Following his arrest on 22nd September 2015 the appellant was remanded in custody for this offence, but because he was recalled on licence for the earlier offence the 22 months between arrest and trial did not count towards his sentence unless the court so ordered.
In R v Kerrigan [2014] EWCA Crim 2348, the Court of Appeal held that a trial judge should only exercise his discretion to permit time to count where there were exceptional reasons to do so, for example, excessive delay.
In this case the judge analysed the reasons for the delay in detail at 4H - 6G of the transcript. His conclusion was that the appellant was responsible for the delay by failure to file his defence statement, by seeking adjournments of trial dates, raising abuse of process arguments and by only entering a plea of guilty on 24th July 2017, the date of the re-fixed trial. Rahouff and Riva had pleaded guilty in December 2017 and another co-defendant had been tried and acquitted in January 2017.
In the light of this history counsel concedes that the judge cannot be criticised for declining to exercise his discretion to allow time spent on remand to count towards his sentence. However, counsel now seeks to achieve the same result by a different route by submitting that the judge was not entitled to increase his sentence to reflect the aggravating factors of his previous conviction and defending whilst on licence, as well as refusing to allow his time on remand to count towards his sentence because this amounts to double jeopardy. In our judgment, this submission is misconceived.
The appellant was sentenced to 14 years and 4 months in August 2009, 544 days spent in custody were ordered to count towards that sentence. On our calculation the term expires in mid-2022. He was released in 2015 on condition that he would be subject to recall if he re-offended. After his arrest for this offence in September 2015 he was recalled on licence for the 2009 offence. He was serving a sentence imposed in 2009 throughout the period from his arrest to his conviction for this offence.
In our judgment, there is no double jeopardy. The sentences for the 2009 offence and the 2017 offence are separate and he is liable to serve both. He benefits from the fact that the 2017 sentence runs at the same time as the licence recall for the 2009 offence.
In assessing the seriousness of the 2017 offence the judge was required to treat the conviction for an identical offence in 2009 as an aggravating factor, by virtue of section 143(2) of the Criminal Justice Act 2003. This statutory provision is expressly incorporated into the Sentencing Guideline on drug offences as a statutory aggravating factor which increases seriousness. Other non-statutory aggravating factors in the sentencing guideline include offences committed on licence. The Sentencing Guideline Overarching Principles: Seriousness explains at paragraph 1.20 that an offence committed on licence is one of a number of aggravating factors which indicates a higher than usual level of culpability on the part of the offender.
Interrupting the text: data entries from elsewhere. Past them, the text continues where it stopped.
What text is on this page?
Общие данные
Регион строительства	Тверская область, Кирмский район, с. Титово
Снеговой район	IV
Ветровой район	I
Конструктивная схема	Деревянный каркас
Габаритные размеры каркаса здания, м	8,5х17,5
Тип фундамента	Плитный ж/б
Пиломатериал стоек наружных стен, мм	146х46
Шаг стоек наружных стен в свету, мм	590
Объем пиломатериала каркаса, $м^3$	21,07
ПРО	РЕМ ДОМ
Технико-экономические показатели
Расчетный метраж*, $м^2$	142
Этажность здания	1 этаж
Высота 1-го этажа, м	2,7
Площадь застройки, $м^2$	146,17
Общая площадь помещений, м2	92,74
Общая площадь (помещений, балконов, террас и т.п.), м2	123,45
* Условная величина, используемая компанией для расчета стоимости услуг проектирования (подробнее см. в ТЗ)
Thus the judge was entitled, and indeed required, to have regard to the 2009 offence and the breach of licence when assessing seriousness and culpability for the purpose of sentencing the appellant for the 2017 offence.
The judge found that the sentence would have been 7 years after a trial which was at the top of the guideline. In our judgment, the judge was entitled to increase the sentence from the starting point of 4 years 6 months to reflect the (i) the quantity of cocaine (248 grams) which was in excess of the indicative quantity of 150 grams (ii) the aggravating factor of high purity cocaine placing the appellant close to the original supply (iii) the aggravating factor of the serious previous conviction for an identical offence (iv) the aggravating factor of committing the offence after being released from prison on licence 4 months earlier. The 10% discount which was given for his late plea of guilty was the most that could be awarded.
Taking all these factors into account we do not consider that the sentence of 6 years 3 months imprisonment was manifestly excessive. For these reasons we dismiss the appeal.